The current situation, however, is delicate. India is not accusing the Bangladeshi state of orchestrating the attack. Rather, its agencies point to extremist organizations operating inside Bangladesh and, potentially, individual actors within the interim administration whose ideological leanings may have overridden institutional duties. This distinction is politically significant but diplomatically volatile. If the investigation intensifies and evidence solidifies, Dhaka and Delhi may find themselves navigating a tense balance between security cooperation and political sensitivity.
What emerges from the early stages of the Delhi blast investigation is a portrait of an extremist network that has not disappeared but shifted form. Bangladesh’s long battle against militancy has yielded major successes, yet ideological pockets persist, and the possibility of isolated infiltration into state structures remains a serious challenge. For India, the allegations demand precise intelligence evaluation rather than sweeping conclusions. For Bangladesh, the moment calls for internal vigilance, institutional introspection, and an unbroken commitment to ensuring that no individual or group can exploit political transition for extremist ends.
The Delhi blast may ultimately become either a confirmed example of cross border extremist coordination or a case study in the complexities of intelligence interpretation. Either way, the signals are unsettling. Old networks may be stirring. Regional militant corridors may be reopening. And the delicate equilibrium between Bangladesh’s political environment and its counterterrorism posture may be entering one of its sternest tests in recent years.

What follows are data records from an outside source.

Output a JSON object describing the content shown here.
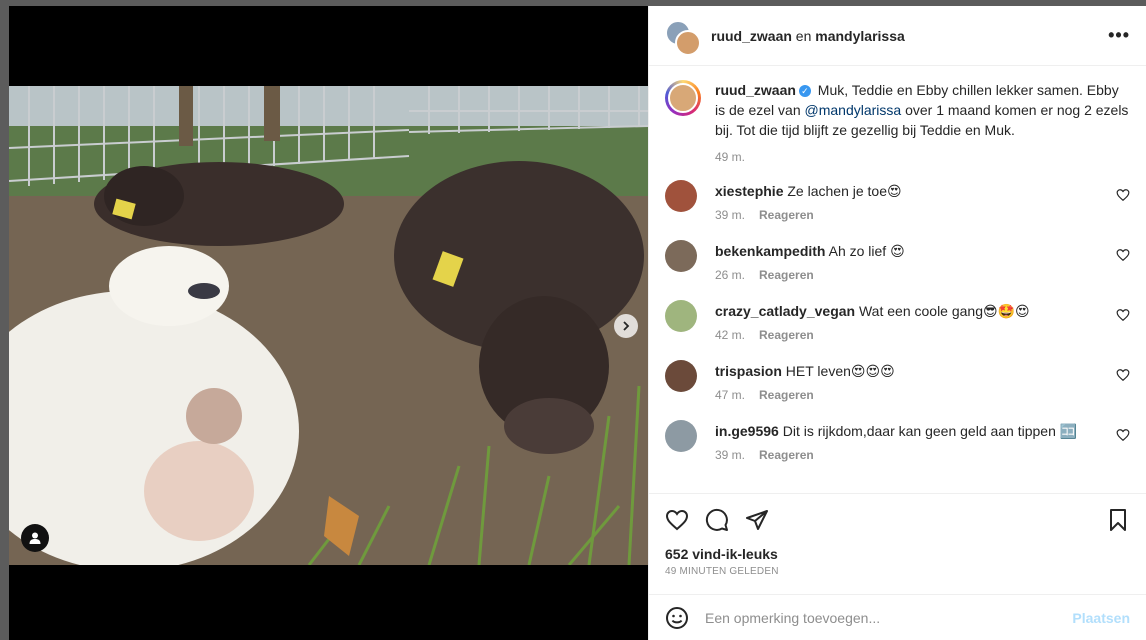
{
  "colors": {
    "accent": "#0095f6",
    "link": "#00376b",
    "muted": "#8e8e8e",
    "text": "#262626"
  },
  "header": {
    "user1": "ruud_zwaan",
    "separator": " en ",
    "user2": "mandylarissa",
    "more_icon": "more-horizontal-icon"
  },
  "caption": {
    "username": "ruud_zwaan",
    "text_part1": " Muk, Teddie en Ebby chillen lekker samen. Ebby is de ezel van ",
    "mention": "@mandylarissa",
    "text_part2": " over 1 maand komen er nog 2 ezels bij. Tot die tijd blijft ze gezellig bij Teddie en Muk.",
    "time": "49 m."
  },
  "reply_label": "Reageren",
  "comments": [
    {
      "username": "xiestephie",
      "text": " Ze lachen je toe😍",
      "time": "39 m.",
      "avatar_color": "#a0523c"
    },
    {
      "username": "bekenkampedith",
      "text": " Ah zo lief 😍",
      "time": "26 m.",
      "avatar_color": "#7c6a5a"
    },
    {
      "username": "crazy_catlady_vegan",
      "text": " Wat een coole gang😎🤩😍",
      "time": "42 m.",
      "avatar_color": "#9fb57e"
    },
    {
      "username": "trispasion",
      "text": " HET leven😍😍😍",
      "time": "47 m.",
      "avatar_color": "#6b4a3a"
    },
    {
      "username": "in.ge9596",
      "text": " Dit is rijkdom,daar kan geen geld aan tippen 🈁",
      "time": "39 m.",
      "avatar_color": "#8d9aa3"
    }
  ],
  "actions": {
    "like_icon": "heart-icon",
    "comment_icon": "comment-icon",
    "share_icon": "paper-plane-icon",
    "save_icon": "bookmark-icon"
  },
  "likes": "652 vind-ik-leuks",
  "posted_ago": "49 MINUTEN GELEDEN",
  "add_comment": {
    "placeholder": "Een opmerking toevoegen...",
    "post_label": "Plaatsen",
    "emoji_icon": "smiley-icon"
  }
}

If Indian agencies continue to uncover evidence, real or perceived, Bangladesh’s interim government should prepare for a harder line from New Delhi. This could come in the form of increased security pressure, stronger intelligence demands, and closer diplomatic scrutiny. Dhaka will need to respond with transparency, firmness, and proactive counter extremism measures to prevent the narrative from hardening against it at a sensitive moment in regional politics.